The new guidance largely focuses on the same topics that the previous version had included as relevant in evaluating a corporate compliance program. Of note, however, the new guidance is twice the length of the February 2017 version and was compiled with input from across DOJ unlike the previous version, which was released by only the Criminal Division’s Fraud Section. Additionally, the new guidance is structured around three overarching questions that prosecutors are expected to ask in evaluating compliance programs:
- (1) Is the compliance program well designed? This part of the guidance discusses various hallmarks of a well-designed compliance program relating to risk assessment, written policies and procedures, training and communications, confidential reporting structure and investigation process, third-party management, and mergers and acquisitions.
- (2) Is the compliance program effectively implemented? The second part details features of effective implementation of a compliance program, including commitment by senior and middle management, autonomy and resources, and incentives and disciplinary measures.
- (3) Does the compliance program actually work in practice? This final part of the DOJ guidance discusses metrics of whether a compliance program is in fact operating effectively, exploring a program’s capacity for continuous improvement, periodic testing, review, investigation of misconduct, and analysis and remediation of underlying misconduct.

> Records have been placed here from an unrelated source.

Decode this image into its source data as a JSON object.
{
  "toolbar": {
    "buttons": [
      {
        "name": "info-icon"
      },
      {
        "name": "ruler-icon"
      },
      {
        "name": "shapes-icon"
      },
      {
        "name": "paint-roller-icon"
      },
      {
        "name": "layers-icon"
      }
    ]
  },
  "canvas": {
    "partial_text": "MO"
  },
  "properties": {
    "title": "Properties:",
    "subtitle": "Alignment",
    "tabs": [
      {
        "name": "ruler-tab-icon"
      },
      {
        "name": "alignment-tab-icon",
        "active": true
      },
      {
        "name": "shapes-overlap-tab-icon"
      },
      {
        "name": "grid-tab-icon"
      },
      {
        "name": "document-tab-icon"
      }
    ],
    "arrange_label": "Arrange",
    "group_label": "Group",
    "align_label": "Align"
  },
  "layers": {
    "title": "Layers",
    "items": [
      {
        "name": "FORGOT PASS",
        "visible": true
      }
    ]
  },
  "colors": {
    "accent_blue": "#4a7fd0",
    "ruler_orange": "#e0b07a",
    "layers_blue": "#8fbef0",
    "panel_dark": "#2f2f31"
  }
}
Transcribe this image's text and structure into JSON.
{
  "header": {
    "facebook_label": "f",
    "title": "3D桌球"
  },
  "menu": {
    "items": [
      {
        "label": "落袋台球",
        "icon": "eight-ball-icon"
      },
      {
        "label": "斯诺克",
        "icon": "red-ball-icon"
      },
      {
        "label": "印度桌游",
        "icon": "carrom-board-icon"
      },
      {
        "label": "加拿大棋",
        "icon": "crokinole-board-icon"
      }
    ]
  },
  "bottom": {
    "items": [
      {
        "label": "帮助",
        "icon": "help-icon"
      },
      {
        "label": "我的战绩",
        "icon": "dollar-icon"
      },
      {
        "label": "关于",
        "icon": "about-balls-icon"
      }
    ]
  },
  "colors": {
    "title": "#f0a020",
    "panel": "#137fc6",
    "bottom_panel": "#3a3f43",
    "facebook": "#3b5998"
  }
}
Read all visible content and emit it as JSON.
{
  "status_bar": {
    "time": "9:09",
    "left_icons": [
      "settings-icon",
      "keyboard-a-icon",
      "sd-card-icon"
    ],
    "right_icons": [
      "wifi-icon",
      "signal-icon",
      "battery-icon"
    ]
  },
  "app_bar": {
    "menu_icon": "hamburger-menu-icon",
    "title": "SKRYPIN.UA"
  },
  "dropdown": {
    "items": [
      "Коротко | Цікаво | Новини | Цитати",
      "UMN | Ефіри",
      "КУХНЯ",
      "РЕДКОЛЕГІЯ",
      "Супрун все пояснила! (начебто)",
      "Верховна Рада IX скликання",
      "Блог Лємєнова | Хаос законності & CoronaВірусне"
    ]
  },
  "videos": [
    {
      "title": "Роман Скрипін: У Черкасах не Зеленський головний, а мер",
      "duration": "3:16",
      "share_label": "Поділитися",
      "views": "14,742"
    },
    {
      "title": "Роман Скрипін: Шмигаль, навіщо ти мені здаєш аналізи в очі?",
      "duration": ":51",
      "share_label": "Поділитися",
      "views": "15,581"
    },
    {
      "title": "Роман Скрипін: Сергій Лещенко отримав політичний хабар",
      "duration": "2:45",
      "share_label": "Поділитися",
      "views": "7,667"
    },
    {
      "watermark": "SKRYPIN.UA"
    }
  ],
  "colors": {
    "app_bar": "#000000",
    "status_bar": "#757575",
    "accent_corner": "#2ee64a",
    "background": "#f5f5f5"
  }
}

Because it provides general insight into the government’s expectations of how a corporate compliance program should operate in practice, the guidance has broader utility than just applying to ongoing enforcement actions, including for companies that have not presently identified a problem. Indeed, Assistant Attorney General Brian A. Benczkowski, who announced the updated guidance, explicitly stated in his announcement: “[A] company’s compliance program is the first line of defense that prevents the misconduct from happening in the first place. And if done right, it has the ability to keep the company off our radar screen entirely.” Companies should review the guidance and evaluate their compliance programs in light of it to ensure that they are prepared before a problem arises, including to prevent misconduct or, at minimum, detect it at an early stage.